Oakleigh District Football Club
- Full name: Oakleigh District Football Netball Cricket Club
- Nickname: The Districts
- Short name: ODFNC
- Founded: 1950
- League: Eastern Football Netball League
- Colours: Black and white sash
- Premierships: 4 (1953, 1957, 1958 & 2015)
- Website: www.oakleighdistrictfnc.com.au

= Oakleigh District Football Club =

The Oakleigh District Football Netball Club is a semi-professional Australian rules football club in the southern suburbs of Melbourne. The club currently participates in Division 3 of the Eastern Football Netball League.

==History==
Late in 1949 a meeting was held in Oakleigh Mechanics Institute Hall in Drummond Street Oakleigh to solve the problem of having no open age side to for all mature players to continue on their careers. The only open age side in Oakleigh area besides the Oakleigh (VFA) club was Oakleigh United but they had just disbanded. The club had left 50 pounds to any club starting up an open age side.
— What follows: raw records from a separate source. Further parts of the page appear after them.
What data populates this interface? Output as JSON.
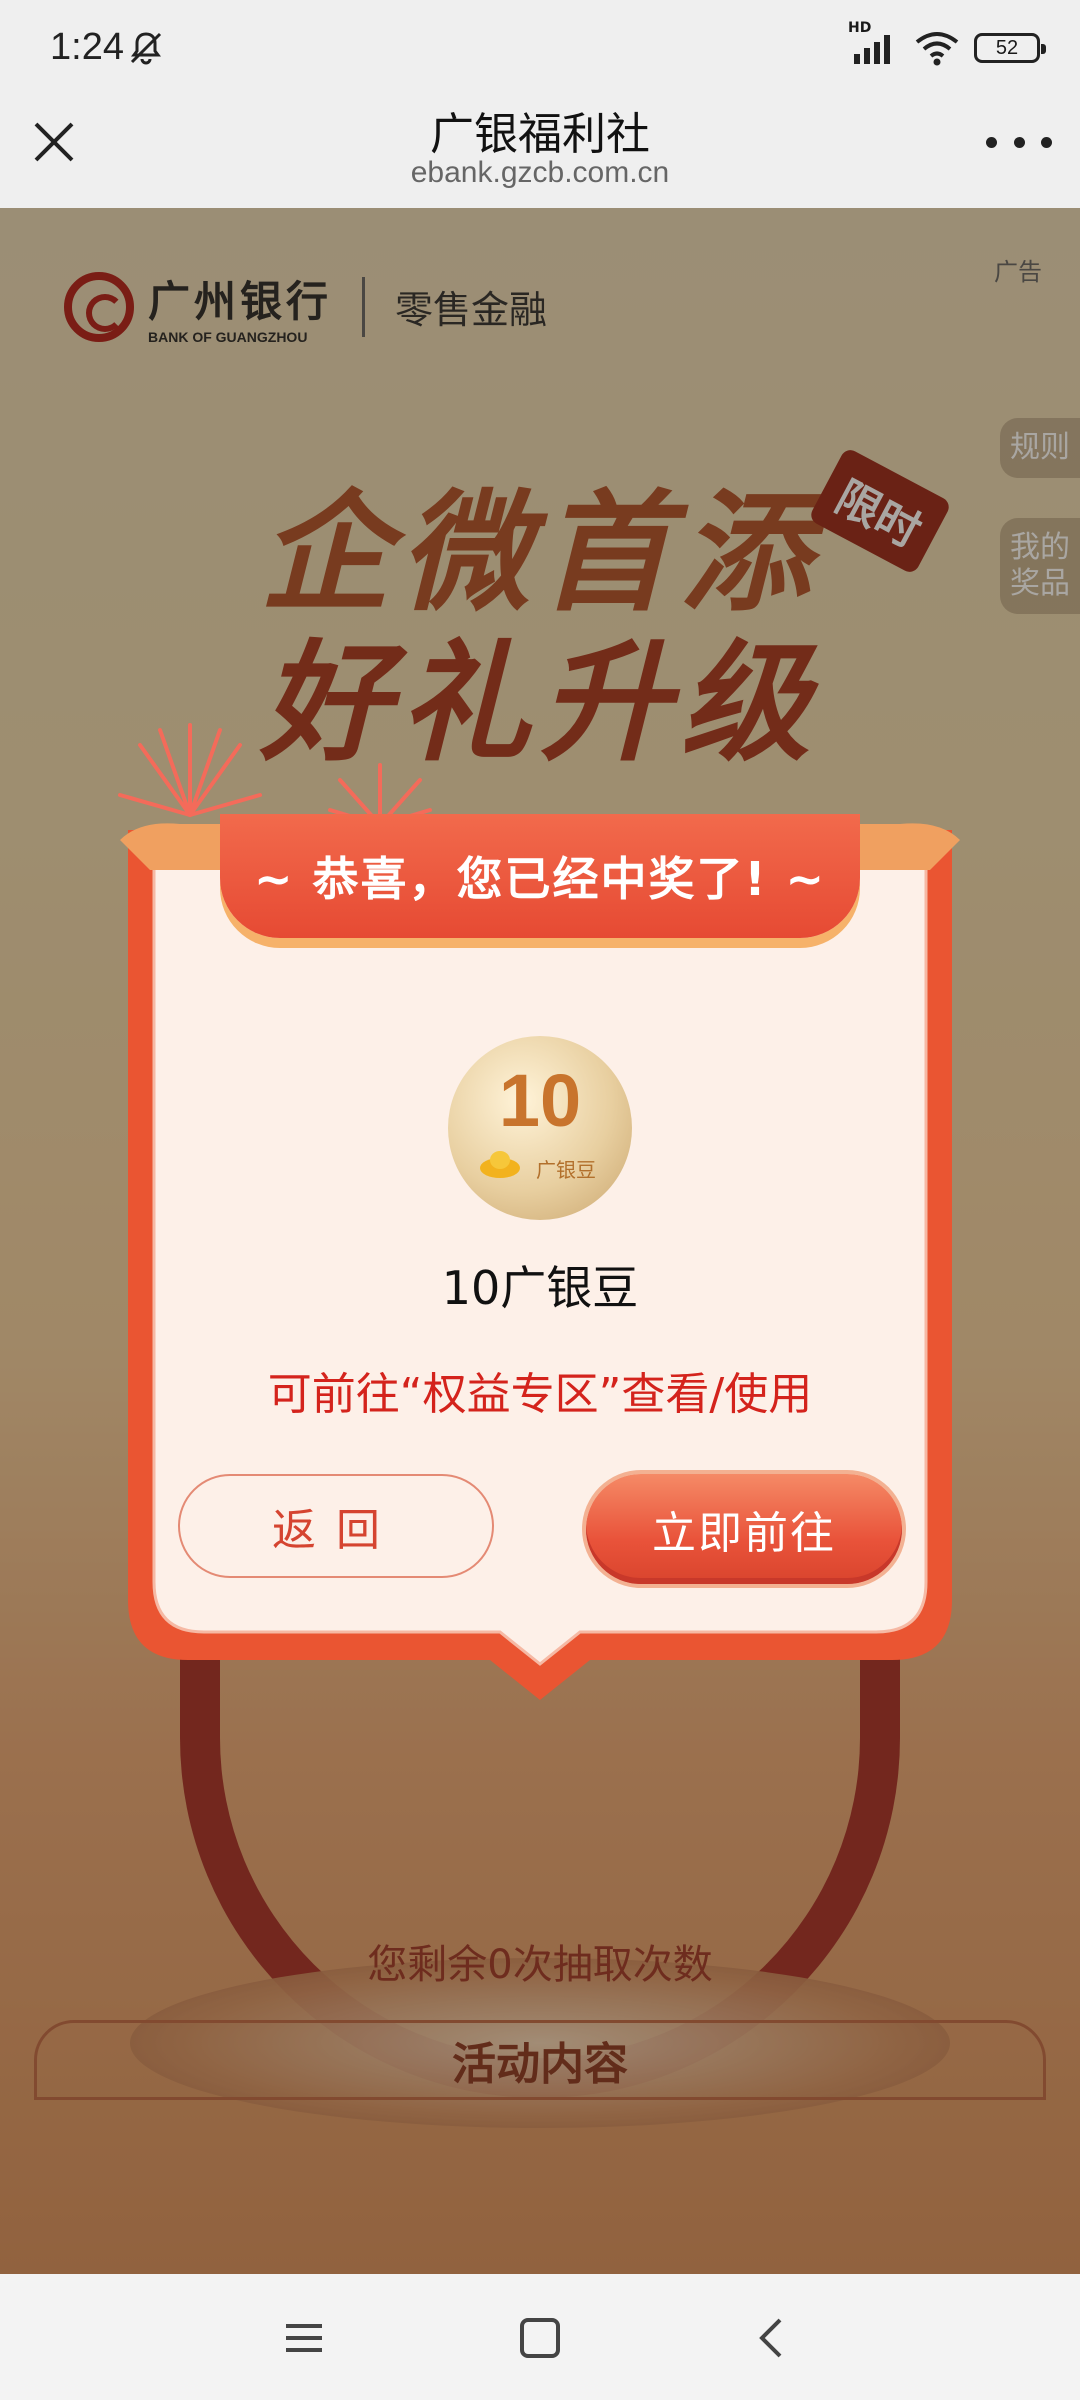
{
  "status_bar": {
    "time": "1:24",
    "hd": "HD",
    "battery": "52"
  },
  "browser": {
    "title": "广银福利社",
    "url": "ebank.gzcb.com.cn"
  },
  "page": {
    "brand_cn": "广州银行",
    "brand_en": "BANK OF GUANGZHOU",
    "brand_sub": "零售金融",
    "ad_label": "广告",
    "side_tabs": [
      "规则",
      "我的奖品"
    ],
    "headline_1": "企微首添",
    "headline_2": "好礼升级",
    "tag_limited": "限时",
    "remaining": "您剩余0次抽取次数",
    "activity_title": "活动内容"
  },
  "modal": {
    "banner": "~ 恭喜，您已经中奖了! ~",
    "coin_value": "10",
    "coin_label": "广银豆",
    "prize_name": "10广银豆",
    "hint": "可前往“权益专区”查看/使用",
    "back_label": "返回",
    "go_label": "立即前往"
  },
  "colors": {
    "accent_red": "#e64a33",
    "hint_red": "#d4231c",
    "modal_bg": "#fdf0e8"
  },
  "icons": {
    "close": "close-icon",
    "more": "more-icon",
    "mute": "mute-icon",
    "signal": "signal-icon",
    "wifi": "wifi-icon",
    "nav_menu": "menu-icon",
    "nav_home": "home-icon",
    "nav_back": "back-icon"
  }
}
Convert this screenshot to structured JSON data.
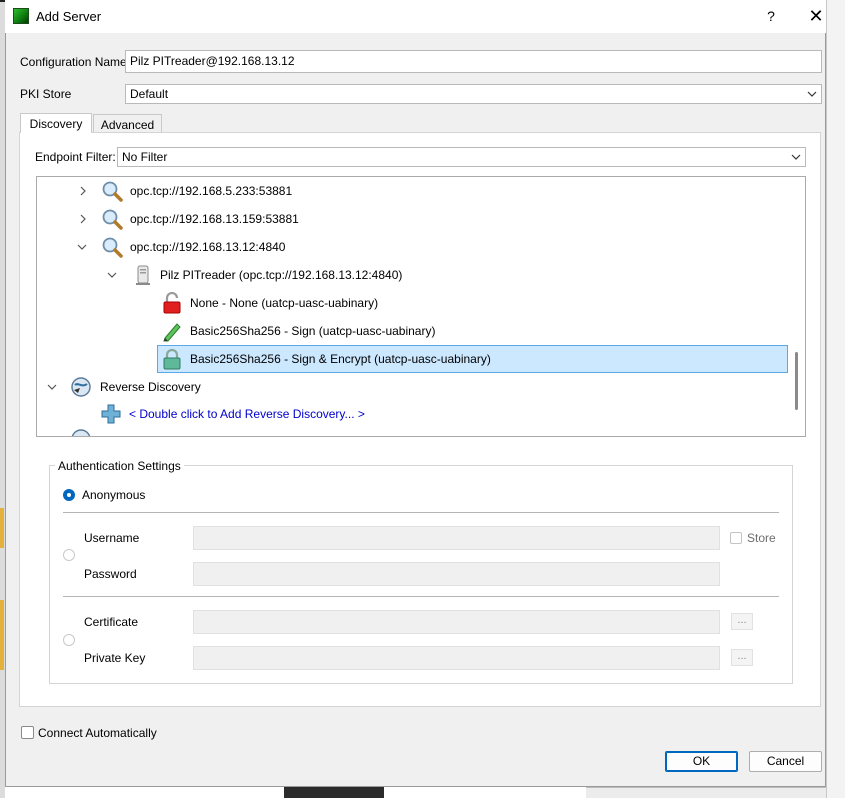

Oakleigh District Football Club was formed and accepted into the Caulfield-Oakleigh District Football League. Oakleigh (VFA) was asked for assistance but they gave none. The club decided to use the old United jumpers (Black and White stripes)

It wasn't long before the Districts had success as they won the 1953, 1957 and 1958 premierships.

After founding the South East Suburban Football League in 1963, the club transferred to the Federal Football League in 1964. The club had to change its jumper as it clashed with Clayton; not wanting to change its colours, the club adopted a black jumper with a white sash.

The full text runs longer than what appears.